Despite being made for kids, the show isn’t afraid to lay down some truth bombs for its younger audience and  drench itself in subtext. In one of the show’s more surprising moves, Finn meets his father in the season six opener and learns what some teenagers have had to learn the hard way: that your absent parent is a complete and utter scumbag. Cartoons rarely, if ever straight up admit that the parental figure is utter scum–see Avatar and its ultimate antagonist Fire Lord Ozai. But with “Escape from the Citadel,” the mystery of Finn’s father is resolved with a cold hard “this man is a complete and utter ass.”

Marceline and the Ice King share a surprising and poignant past

Marceline and the Ice King share a surprising and poignant past

Marceline also had a plotline where her father, who looks like a lawyer who can also turn his face into Cthulu, shows up in her life to convince her to take over the Nightosphere. Anyone who’s had an overbearing parent that belittles their passions (music or artistically inclined children in particular) will know how truly insufferable it can be to have your dad just waltz into your life and demand you get a “real job.” Instead of reaching for a happy medium, the show falls on Marceline’s side and after he essentially brainwashes her into becoming the new ruler of the Nightosphere, she cuts him completely out of her life and he hasn’t been seen since. “Princess Cookie” explores suicide and the disappointment that comes with meeting your heroes; “Dad’s Dungeon” is about gaining the approval of a deceased father figure, and “Astral Plane” from the most recent season deals with existentialism and the meaning of life.

While the show puts me through myriad emotions, it’s also reliably funny.
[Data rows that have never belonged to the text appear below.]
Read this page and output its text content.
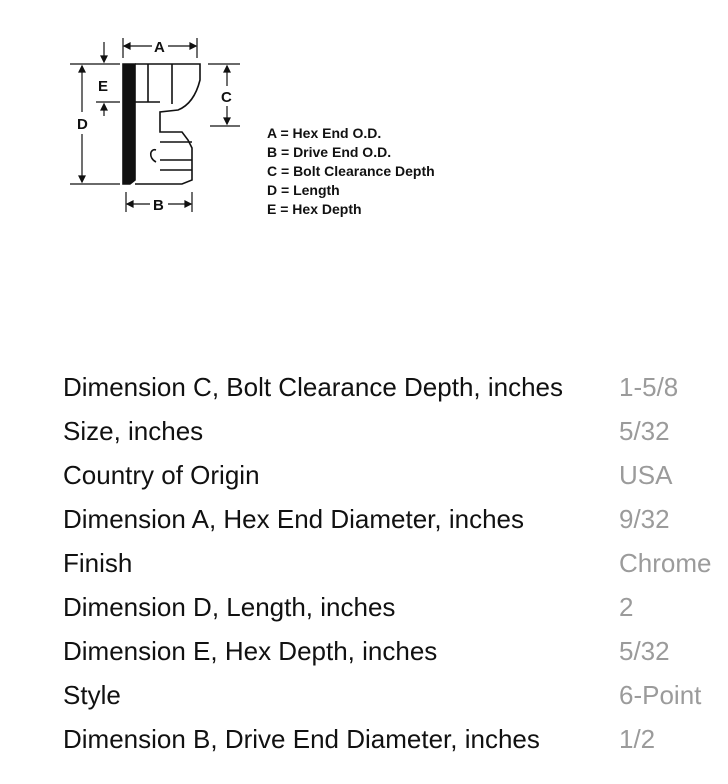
A
B
C
D
E
A = Hex End O.D.
B = Drive End O.D.
C = Bolt Clearance Depth
D = Length
E = Hex Depth
Dimension C, Bolt Clearance Depth, inches 1-5/8
Size, inches	5/32
Country of Origin	USA
Dimension A, Hex End Diameter, inches	9/32
Finish	Chrome
Dimension D, Length, inches	2
Dimension E, Hex Depth, inches	5/32
Style	6-Point
Dimension B, Drive End Diameter, inches	1/2
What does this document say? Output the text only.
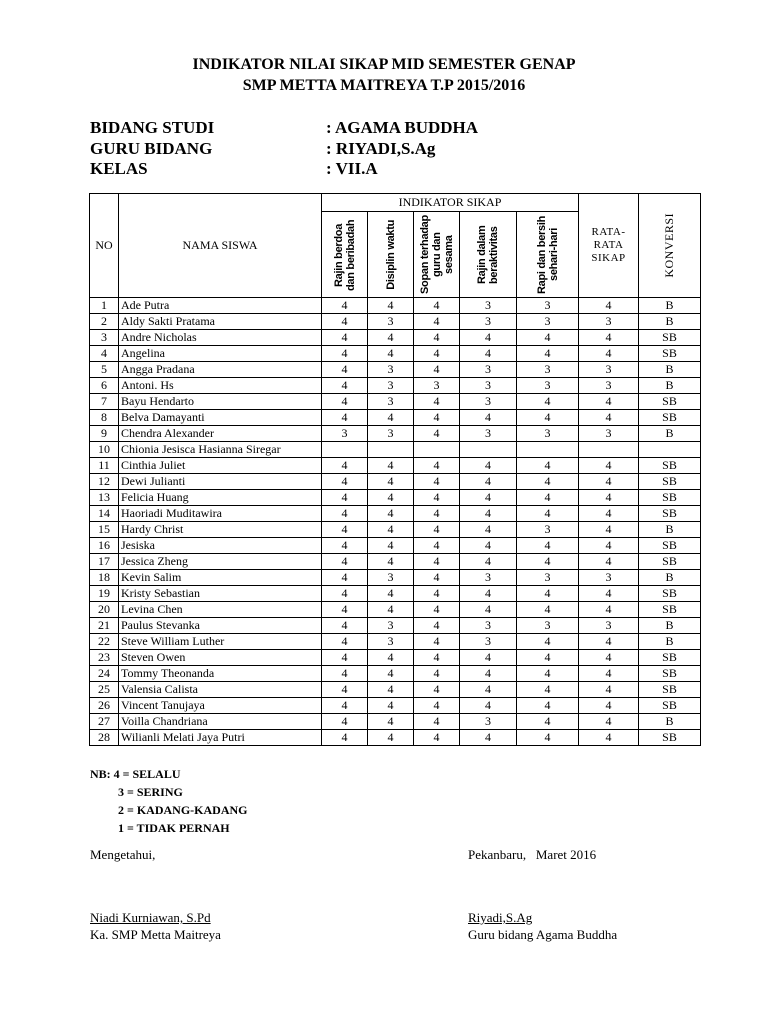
INDIKATOR NILAI SIKAP MID SEMESTER GENAP
SMP METTA MAITREYA T.P 2015/2016
BIDANG STUDI	: AGAMA BUDDHA
GURU BIDANG	: RIYADI,S.Ag
KELAS	: VII.A
NO	NAMA SISWA	INDIKATOR SIKAP					RATA-RATA SIKAP	KONVERSI

		Rajin berdoa dan beribadah	Disiplin waktu	Sopan terhadap guru dan sesama	Rajin dalam beraktivitas	Rapi dan bersih sehari-hari		

1	Ade Putra	4	4	4	3	3	4	B
2	Aldy Sakti Pratama	4	3	4	3	3	3	B
3	Andre Nicholas	4	4	4	4	4	4	SB
4	Angelina	4	4	4	4	4	4	SB
5	Angga Pradana	4	3	4	3	3	3	B
6	Antoni. Hs	4	3	3	3	3	3	B
7	Bayu Hendarto	4	3	4	3	4	4	SB
8	Belva Damayanti	4	4	4	4	4	4	SB
9	Chendra Alexander	3	3	4	3	3	3	B
10	Chionia Jesisca Hasianna Siregar							
11	Cinthia Juliet	4	4	4	4	4	4	SB
12	Dewi Julianti	4	4	4	4	4	4	SB
13	Felicia Huang	4	4	4	4	4	4	SB
14	Haoriadi Muditawira	4	4	4	4	4	4	SB
15	Hardy Christ	4	4	4	4	3	4	B
16	Jesiska	4	4	4	4	4	4	SB
17	Jessica Zheng	4	4	4	4	4	4	SB
18	Kevin Salim	4	3	4	3	3	3	B
19	Kristy Sebastian	4	4	4	4	4	4	SB
20	Levina Chen	4	4	4	4	4	4	SB
21	Paulus Stevanka	4	3	4	3	3	3	B
22	Steve William Luther	4	3	4	3	4	4	B
23	Steven Owen	4	4	4	4	4	4	SB
24	Tommy Theonanda	4	4	4	4	4	4	SB
25	Valensia Calista	4	4	4	4	4	4	SB
26	Vincent Tanujaya	4	4	4	4	4	4	SB
27	Voilla Chandriana	4	4	4	3	4	4	B
28	Wilianli Melati Jaya Putri	4	4	4	4	4	4	SB
NB: 4 = SELALU
3 = SERING
2 = KADANG-KADANG
1 = TIDAK PERNAH
Mengetahui,	Pekanbaru,   Maret 2016
Niadi Kurniawan, S.Pd
Ka. SMP Metta Maitreya
Riyadi,S.Ag
Guru bidang Agama Buddha
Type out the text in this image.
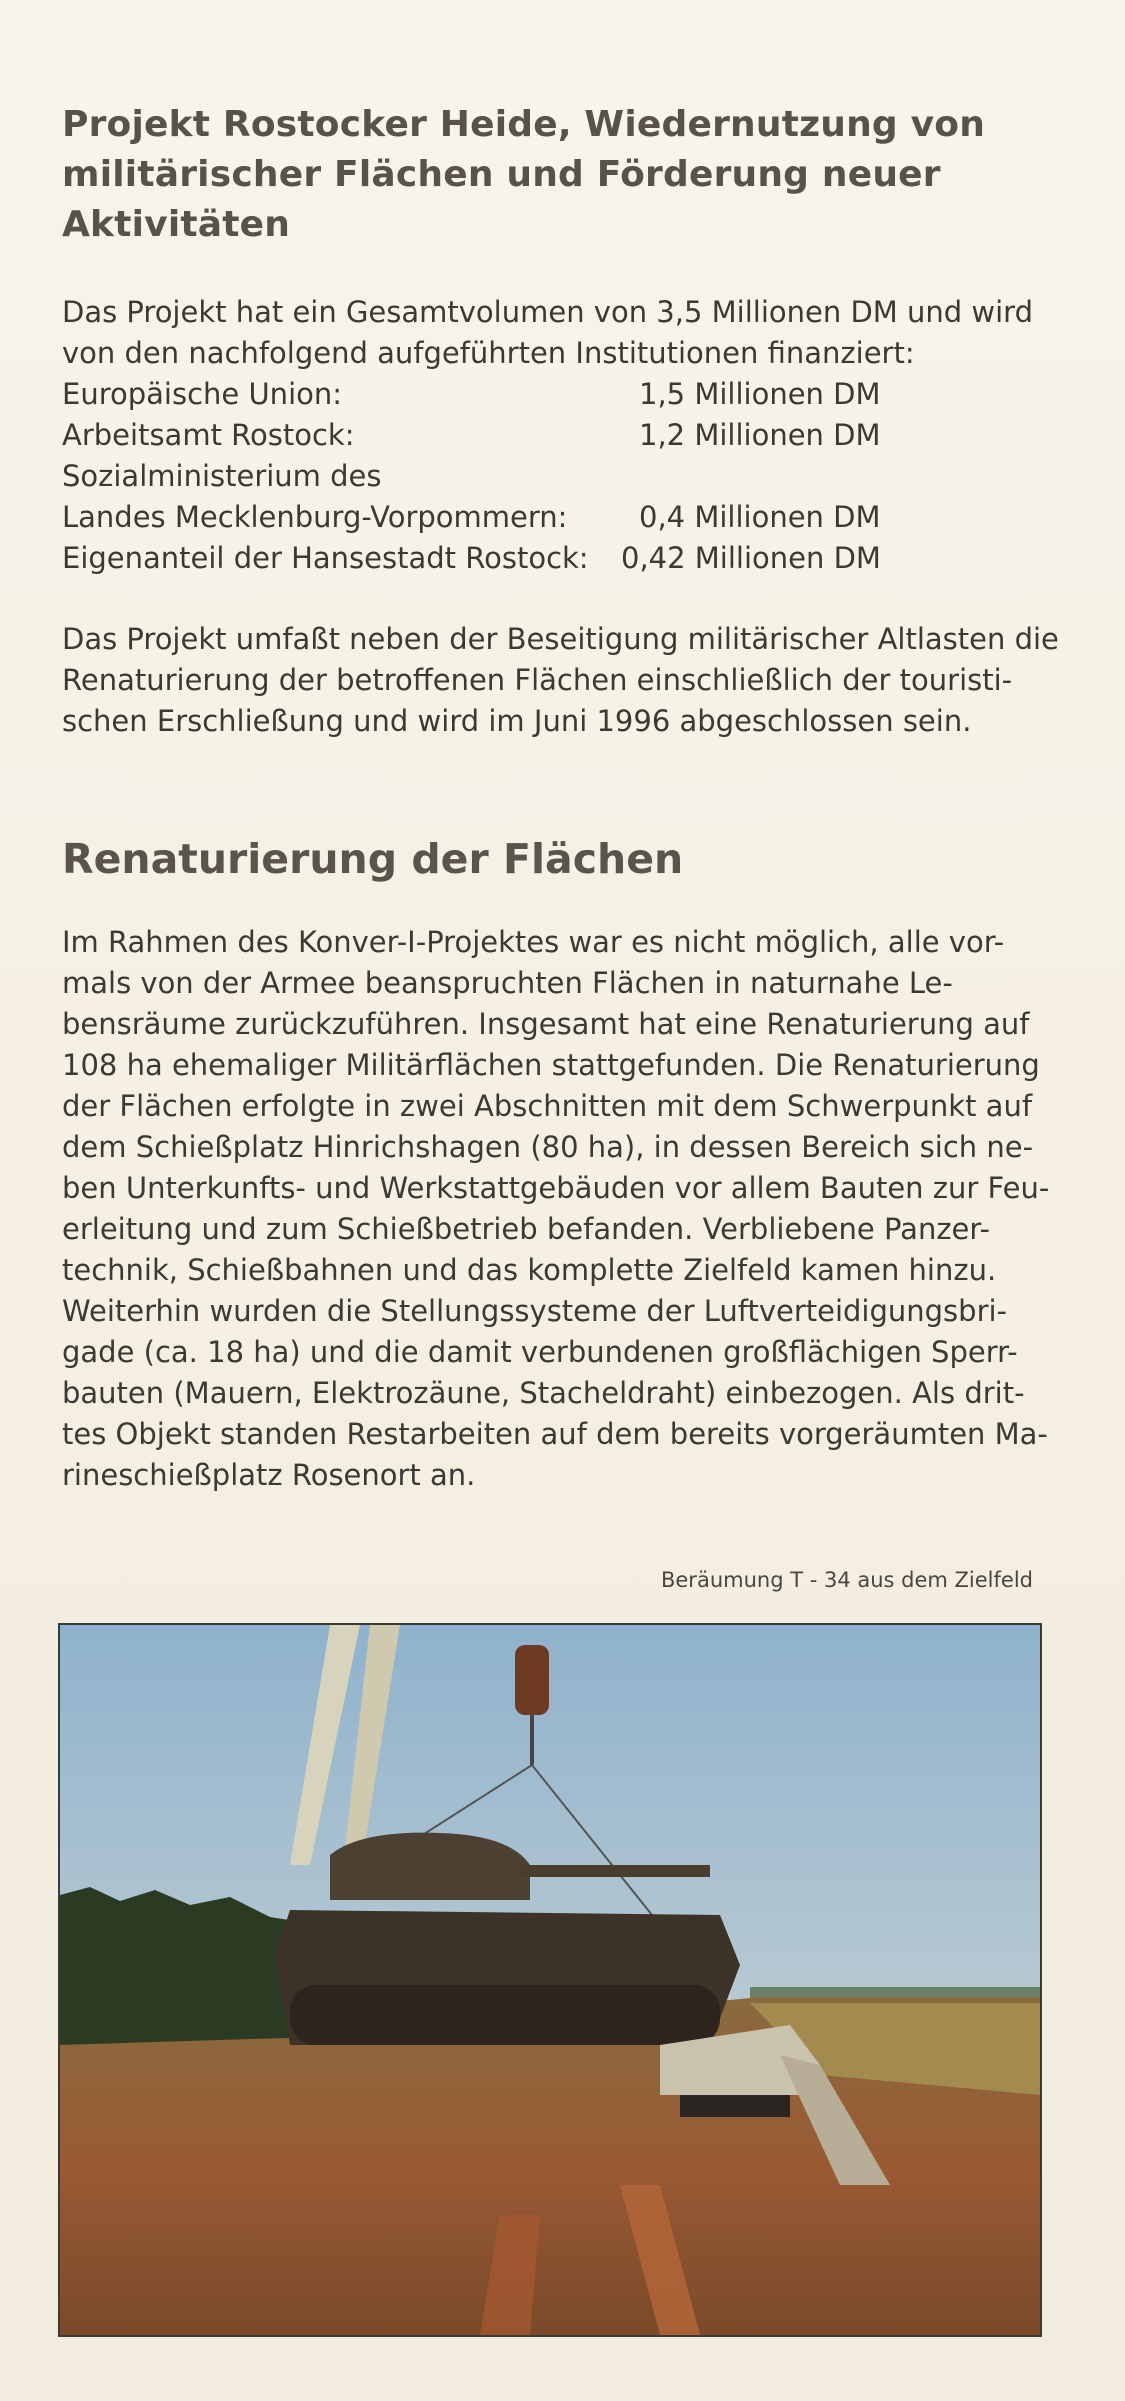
Projekt Rostocker Heide, Wiedernutzung von
militärischer Flächen und Förderung neuer
Aktivitäten
Das Projekt hat ein Gesamtvolumen von 3,5 Millionen DM und wird
von den nachfolgend aufgeführten Institutionen finanziert:
Europäische Union:	1,5 Millionen DM
Arbeitsamt Rostock:	1,2 Millionen DM
Sozialministerium des
Landes Mecklenburg-Vorpommern:	0,4 Millionen DM
Eigenanteil der Hansestadt Rostock:	0,42 Millionen DM
Das Projekt umfaßt neben der Beseitigung militärischer Altlasten die
Renaturierung der betroffenen Flächen einschließlich der touristi-
schen Erschließung und wird im Juni 1996 abgeschlossen sein.
Renaturierung der Flächen
Im Rahmen des Konver-I-Projektes war es nicht möglich, alle vor-
mals von der Armee beanspruchten Flächen in naturnahe Le-
bensräume zurückzuführen. Insgesamt hat eine Renaturierung auf
108 ha ehemaliger Militärflächen stattgefunden. Die Renaturierung
der Flächen erfolgte in zwei Abschnitten mit dem Schwerpunkt auf
dem Schießplatz Hinrichshagen (80 ha), in dessen Bereich sich ne-
ben Unterkunfts- und Werkstattgebäuden vor allem Bauten zur Feu-
erleitung und zum Schießbetrieb befanden. Verbliebene Panzer-
technik, Schießbahnen und das komplette Zielfeld kamen hinzu.
Weiterhin wurden die Stellungssysteme der Luftverteidigungsbri-
gade (ca. 18 ha) und die damit verbundenen großflächigen Sperr-
bauten (Mauern, Elektrozäune, Stacheldraht) einbezogen. Als drit-
tes Objekt standen Restarbeiten auf dem bereits vorgeräumten Ma-
rineschießplatz Rosenort an.
Beräumung T - 34 aus dem Zielfeld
There’s always guaranteed to be at least two moments in each episode that will make you laugh, and it’s amazing what the team manages to fit over the span of 11 minutes. The writing does a great job, but it’s the animation that truly sells the deal. Everyone looks distinct and the show does a good job of conveying their personalities through their body language. It looks very much like like it was designed by a child–a child who probably plays too many video games and eats too much candy, but a creative child nonetheless. Seriously, any child who comes up with a cat assassin one moment and then an assassination plot rife with Shakespeare references is one talented kid. Rarely is there an episode where the storytelling is the same as the one that came before it. Case in point, one episode in the second season–“Guardians of Sunshine”– has 5 minutes spent in 3-D animation in the style of 8-bit video games, while a third season episode titled “Fionna and Cake” takes a look at the show if everyone was the opposite gender. Season six has an episode where Jake is literally just a brick in a wall narrating what happens in front of him, like an emergency news broadcast or a podcast in the vein of Serial. If any of those three descriptions don’t make you at least want to give the show a shot, then you don’t have a soul or any imagination.

To sum up, Adventure Time is a complete mess of a show that ends up not being much of a mess at all. Its wacky characters hide a deep and layered mythology that story hounds will get a kick out of deciphering, and the humor is sure to gather a ton of laughs. You may be turned by just how silly it all seems in the first few episodes, but if you stick with it, you’ll end up watching what’s undoubtedly one of the best cartoons on television.